Her misgivings intensified when she stepped into the family consultation room. The captain’s wife had dozed off, leaning against an older woman who looked as if she might be Donna’s mother. But it was the way C.W., Beau LaRouche, and three other uniformed crewmembers looked at her that made Reagan’s stomach drop into her shoes.
“Is there…has there been any news?” she asked, telling herself she was only imagining the suspicion in their faces.
Beau raked his fingers through wavy, sandy-colored hair that was always an inch or so too long for regulation. Tanned, muscular, and younger looking than his twenty-four years, Beau generally put Reagan more in mind of some rich woman’s boy toy than a rookie firefighter who’d grown up in a rough north-side neighborhood. Tonight, though, his reddened eyes and nervous movements made him seem edgy and unpredictable, almost dangerous.
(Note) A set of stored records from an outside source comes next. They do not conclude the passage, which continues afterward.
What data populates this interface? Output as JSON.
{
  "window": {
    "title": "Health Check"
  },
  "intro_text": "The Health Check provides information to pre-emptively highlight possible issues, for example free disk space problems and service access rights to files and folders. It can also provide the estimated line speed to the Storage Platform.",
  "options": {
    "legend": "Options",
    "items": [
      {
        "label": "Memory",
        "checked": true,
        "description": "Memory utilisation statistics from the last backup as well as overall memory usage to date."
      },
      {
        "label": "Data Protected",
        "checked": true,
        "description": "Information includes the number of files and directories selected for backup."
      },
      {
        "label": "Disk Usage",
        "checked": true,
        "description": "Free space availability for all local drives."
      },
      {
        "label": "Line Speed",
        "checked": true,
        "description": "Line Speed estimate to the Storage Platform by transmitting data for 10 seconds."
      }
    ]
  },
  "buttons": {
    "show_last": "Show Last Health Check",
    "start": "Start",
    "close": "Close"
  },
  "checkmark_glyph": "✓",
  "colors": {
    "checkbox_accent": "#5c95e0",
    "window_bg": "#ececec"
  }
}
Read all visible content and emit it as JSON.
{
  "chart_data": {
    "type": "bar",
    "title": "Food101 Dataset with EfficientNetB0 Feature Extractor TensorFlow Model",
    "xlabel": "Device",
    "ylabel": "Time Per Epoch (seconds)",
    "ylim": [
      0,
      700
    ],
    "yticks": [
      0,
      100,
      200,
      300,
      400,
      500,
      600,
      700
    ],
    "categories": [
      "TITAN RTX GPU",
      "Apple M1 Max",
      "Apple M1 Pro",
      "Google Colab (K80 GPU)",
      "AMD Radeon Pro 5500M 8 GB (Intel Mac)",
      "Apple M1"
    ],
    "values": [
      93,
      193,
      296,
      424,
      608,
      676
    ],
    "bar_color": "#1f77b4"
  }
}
During the nine months he’d been at the station, he and Rozinski had had their run-ins—usually over both his hair and his unauthorized variations on the official uniform. Even so, Beau would follow Rozinski to fight the fires of hell itself, and Reagan was almost sure he’d been with the captain during the building collapse. Knowing Beau as she did, she was certain, too, that if Rozinski died, Beau would blame himself.
After darting a glance toward C.W. and the other firefighters, Beau gestured for her to follow him into the hallway.
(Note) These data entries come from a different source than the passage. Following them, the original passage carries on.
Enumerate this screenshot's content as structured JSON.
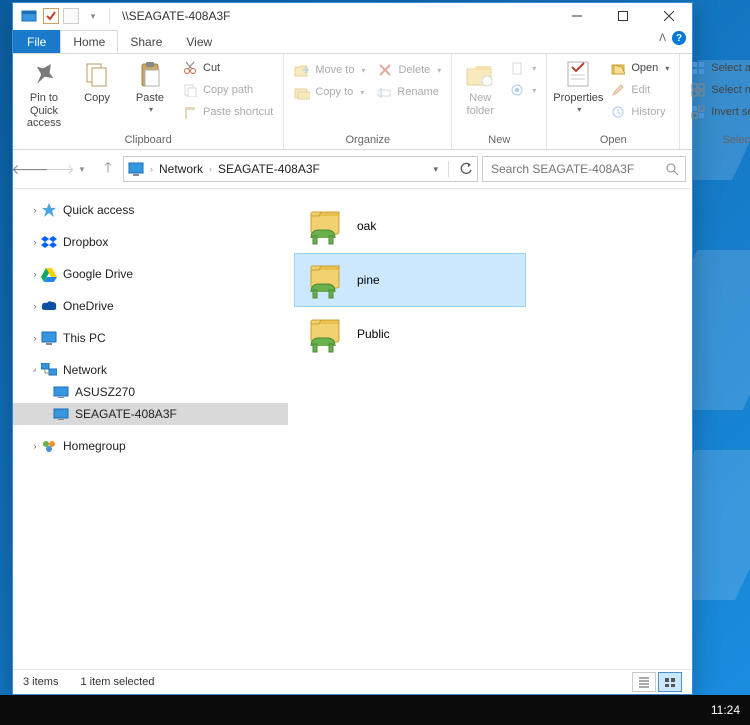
{
  "window": {
    "title": "\\\\SEAGATE-408A3F"
  },
  "qat": {
    "checked": true
  },
  "controls": {
    "minimize": "—",
    "maximize": "▢",
    "close": "✕"
  },
  "menu": {
    "file": "File"
  },
  "tabs": {
    "home": "Home",
    "share": "Share",
    "view": "View"
  },
  "ribbon": {
    "clipboard": {
      "label": "Clipboard",
      "pin": "Pin to Quick access",
      "copy": "Copy",
      "paste": "Paste",
      "cut": "Cut",
      "copypath": "Copy path",
      "pasteshortcut": "Paste shortcut"
    },
    "organize": {
      "label": "Organize",
      "moveto": "Move to",
      "copyto": "Copy to",
      "delete": "Delete",
      "rename": "Rename"
    },
    "new": {
      "label": "New",
      "newfolder": "New folder",
      "newitem": "",
      "easyaccess": ""
    },
    "open": {
      "label": "Open",
      "properties": "Properties",
      "open": "Open",
      "edit": "Edit",
      "history": "History"
    },
    "select": {
      "label": "Select",
      "selectall": "Select all",
      "selectnone": "Select none",
      "invert": "Invert selection"
    }
  },
  "breadcrumb": {
    "network": "Network",
    "host": "SEAGATE-408A3F"
  },
  "address_dropdown": "▾",
  "refresh": "⟳",
  "search": {
    "placeholder": "Search SEAGATE-408A3F"
  },
  "sidebar": {
    "quick": "Quick access",
    "dropbox": "Dropbox",
    "gdrive": "Google Drive",
    "onedrive": "OneDrive",
    "thispc": "This PC",
    "network": "Network",
    "net_children": [
      "ASUSZ270",
      "SEAGATE-408A3F"
    ],
    "homegroup": "Homegroup"
  },
  "shares": [
    {
      "name": "oak",
      "selected": false
    },
    {
      "name": "pine",
      "selected": true
    },
    {
      "name": "Public",
      "selected": false
    }
  ],
  "status": {
    "count": "3 items",
    "selection": "1 item selected"
  },
  "taskbar": {
    "clock": "11:24"
  }
}
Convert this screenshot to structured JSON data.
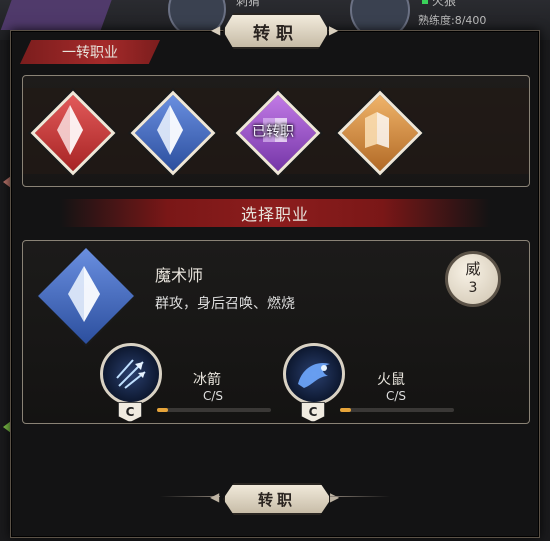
{
  "background": {
    "npc_name": "刺猬",
    "enemy_name": "火狼",
    "proficiency": "熟练度:8/400"
  },
  "dialog": {
    "title": "转职",
    "section_first_job": "一转职业",
    "select_header": "选择职业",
    "action_button": "转职"
  },
  "jobs": [
    {
      "color": "red",
      "selected": false,
      "transferred": false
    },
    {
      "color": "blue",
      "selected": true,
      "transferred": false
    },
    {
      "color": "purple",
      "selected": false,
      "transferred": true,
      "status_label": "已转职"
    },
    {
      "color": "orange",
      "selected": false,
      "transferred": false
    }
  ],
  "selected_job": {
    "name": "魔术师",
    "description": "群攻，身后召唤、燃烧",
    "badge_char": "威",
    "badge_value": "3",
    "skills": [
      {
        "name": "冰箭",
        "icon": "ice-arrow-icon",
        "rank": "C",
        "value_label": "C/S",
        "progress": 0.1
      },
      {
        "name": "火鼠",
        "icon": "fire-rat-icon",
        "rank": "C",
        "value_label": "C/S",
        "progress": 0.1
      }
    ]
  }
}
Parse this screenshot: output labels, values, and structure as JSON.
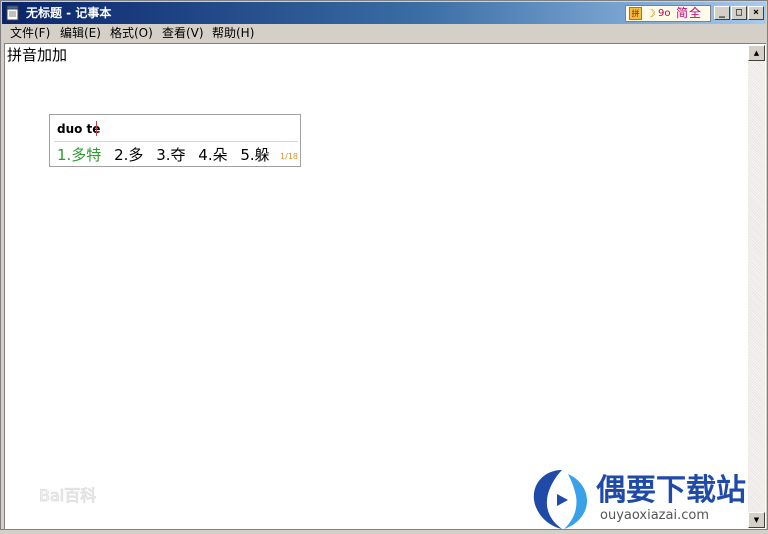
{
  "window": {
    "title": "无标题 - 记事本"
  },
  "ime_status": {
    "logo_icon": "sogou-logo-icon",
    "moon_glyph": "☽",
    "punct_glyph": "9o",
    "mode_label": "简全"
  },
  "title_buttons": {
    "minimize": "_",
    "maximize": "□",
    "close": "×"
  },
  "menu": {
    "items": [
      {
        "label": "文件(F)"
      },
      {
        "label": "编辑(E)"
      },
      {
        "label": "格式(O)"
      },
      {
        "label": "查看(V)"
      },
      {
        "label": "帮助(H)"
      }
    ]
  },
  "editor": {
    "text": "拼音加加"
  },
  "candidate_window": {
    "input": "duo te",
    "candidates": [
      {
        "label": "1.多特"
      },
      {
        "label": "2.多"
      },
      {
        "label": "3.夺"
      },
      {
        "label": "4.朵"
      },
      {
        "label": "5.躲"
      }
    ],
    "page": "1/18",
    "selected_color": "#2e9a2e"
  },
  "scrollbar": {
    "up_glyph": "▲",
    "down_glyph": "▼"
  },
  "watermarks": {
    "baidu": "Bai百科",
    "site_name": "偶要下载站",
    "site_url": "ouyaoxiazai.com"
  },
  "colors": {
    "titlebar_start": "#0a246a",
    "titlebar_end": "#a6caf0",
    "site_brand": "#1f4aa8"
  }
}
Her heart in her throat, she stepped outside and waited until he closed the door behind him. He opened his mouth to speak, but she was faster on the draw.
“Has something happened?” she asked. “What did the doctors say?”
He hesitated, some question in his deep brown eyes.
When he finally did speak, toothpaste-commercial-white teeth flashed against his golden skin.
“They’re monitoring the oxygen levels in his blood. There’s damage to his lungs and trachea, and they’ve put him on a ventilator to keep him from losing any more ground.”
She closed her eyes against the burning. “Do they think he’ll make it?”
“They’re ‘cautiously optimistic,’ but he’s still critical.”
Struck mute by disappointment, she swallowed past a painful lump. Maybe it was her exhaustion or the endless interviews, but the situation had taken on the feeling of a nightmare, one she prayed she would wake up from any minute.
“What the hell happened?” she asked.
Beau flinched, a sign that he’d already been asked this question more than once. “The captain, Zellers, and me were making our secondary sweep when part of the roof gave way. All this debris rained down and buried Rozinski. We couldn’t even find him ’til his PAS went off.”
That would mean Rozinski had been down for thirty seconds, which would have triggered the personal alarm system. How much longer, Reagan wondered, before they’d dug him out and gotten him outside? She didn’t ask, though, for she trusted that Beau and Zellers, a seasoned, solid firefighter, had done everything they could—and because they would have to endure more than enough second-guessing as it was.
Beau’s gaze flicked up to meet hers.
“Everyone’s been wondering—why have they been questioning you?” The question tumbled out of him sounding bewildered—and more than slightly hostile. “What could you have to do with this? You weren’t even at the fire.”
“I don’t have anything to do with it,” she said, “but I may have seen something earlier. I saw a man who might have vandalized Jack Montoya’s vehicle and could’ve set the fire, too. At least, that’s what the cops and arson seem to think.”
“Montoya? Wasn’t he the guy we were looking for inside the apartment?”
She nodded. “Yeah. I happened to be in the neighborhood of his clinic today. He’s a doctor on the East End.”